On 03/ 2/10 11:48 AM, Freddie Cash wrote:
On Tue, Mar 2, 2010 at 7:15 AM, Kjetil Torgrim Homme <kjeti...@linpro.no <mailto:kjeti...@linpro.no>> wrote:

    "valrh...@gmail.com <mailto:valrh...@gmail.com>"
    <valrh...@gmail.com <mailto:valrh...@gmail.com>> writes:

    > I have been using DVDs for small backups here and there for a decade
    > now, and have a huge pile of several hundred. They have a lot of
    > overlapping content, so I was thinking of feeding the entire stack
    > into some sort of DVD autoloader, which would just read each
    disk, and
    > write its contents to a ZFS filesystem with dedup enabled. [...]
    That
    > would allow me to consolidate a few hundred CDs and DVDs onto
    probably
    > a terabyte or so, which could then be kept conveniently on a hard
    > drive and archived to tape.

    it would be inconvenient to make a dedup copy on harddisk or tape, you
    could only do it as a ZFS filesystem or ZFS send stream.  it's
    better to
    use a generic tool like hardlink(1), and just delete files afterwards
    with

Why would it be inconvenient? This is pretty much exactly what ZFS + dedupe is perfect for.

Since dedupe is pool-wide, you could create individual filesystems for each DVD. Or use just 1 filesystem with sub-directories. Or just one filesystem with snapshots after each DVD is copied over top.

The data would be dedupe'd on write, so you would only have 1 copy of unique data.

To save it to tape, just "zfs send" it, and save the stream file.

Stream dedup is largely independent of on-disk dedup. If the content is dedup'ed on disk, but you don't specify the -D to 'zfs send', the dedup'ed data will be re-expanded. Even if the content is NOT dedup'ed on disk, the -D option will cause the blocks to be dedup'ed in the stream.

One advantage to using them both is that the 'zfs send -D' processing doesn't need to recalculate the block checksums if they already exist on disk.
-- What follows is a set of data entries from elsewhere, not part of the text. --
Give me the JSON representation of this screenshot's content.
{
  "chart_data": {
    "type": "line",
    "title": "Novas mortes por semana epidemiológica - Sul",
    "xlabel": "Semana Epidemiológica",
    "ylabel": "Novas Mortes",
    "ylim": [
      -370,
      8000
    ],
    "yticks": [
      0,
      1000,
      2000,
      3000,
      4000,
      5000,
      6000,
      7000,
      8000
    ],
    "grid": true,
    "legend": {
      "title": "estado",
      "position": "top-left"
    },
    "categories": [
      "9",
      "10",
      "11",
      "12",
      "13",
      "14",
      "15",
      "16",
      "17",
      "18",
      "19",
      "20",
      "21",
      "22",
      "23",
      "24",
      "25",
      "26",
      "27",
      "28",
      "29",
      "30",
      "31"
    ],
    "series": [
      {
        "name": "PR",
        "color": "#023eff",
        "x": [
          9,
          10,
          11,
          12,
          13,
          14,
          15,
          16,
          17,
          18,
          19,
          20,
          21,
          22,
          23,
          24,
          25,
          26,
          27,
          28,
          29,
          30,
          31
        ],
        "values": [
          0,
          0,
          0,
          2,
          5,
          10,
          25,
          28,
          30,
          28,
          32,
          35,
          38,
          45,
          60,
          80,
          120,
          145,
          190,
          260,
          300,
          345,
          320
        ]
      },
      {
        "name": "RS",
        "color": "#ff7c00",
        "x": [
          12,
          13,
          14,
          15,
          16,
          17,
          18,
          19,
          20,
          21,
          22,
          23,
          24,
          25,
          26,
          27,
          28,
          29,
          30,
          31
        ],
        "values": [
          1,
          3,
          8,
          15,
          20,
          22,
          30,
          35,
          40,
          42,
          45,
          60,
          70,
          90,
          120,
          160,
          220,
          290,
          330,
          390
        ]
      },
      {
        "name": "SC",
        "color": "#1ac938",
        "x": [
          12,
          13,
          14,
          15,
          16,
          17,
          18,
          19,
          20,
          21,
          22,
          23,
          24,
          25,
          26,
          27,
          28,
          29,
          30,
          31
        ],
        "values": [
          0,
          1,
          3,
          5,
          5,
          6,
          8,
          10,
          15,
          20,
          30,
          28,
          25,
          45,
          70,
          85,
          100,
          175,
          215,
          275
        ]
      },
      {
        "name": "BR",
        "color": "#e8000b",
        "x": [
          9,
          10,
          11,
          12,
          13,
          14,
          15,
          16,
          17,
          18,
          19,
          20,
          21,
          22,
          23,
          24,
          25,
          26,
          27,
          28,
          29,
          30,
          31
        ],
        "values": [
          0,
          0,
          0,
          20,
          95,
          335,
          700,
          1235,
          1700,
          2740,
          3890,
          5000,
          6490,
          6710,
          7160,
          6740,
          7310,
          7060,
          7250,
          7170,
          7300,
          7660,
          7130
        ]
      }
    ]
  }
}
This speeds up the send stream generation code by a lot.

Also, in response to another comment about the send stream format not being recommended for archiving, that all depends on how you intend to use the send stream in the future. The format IS supported going forward, and future version of zfs will continue to be capable of reading older send stream formats (the zfs(1M) man page has been modified to clarify this now).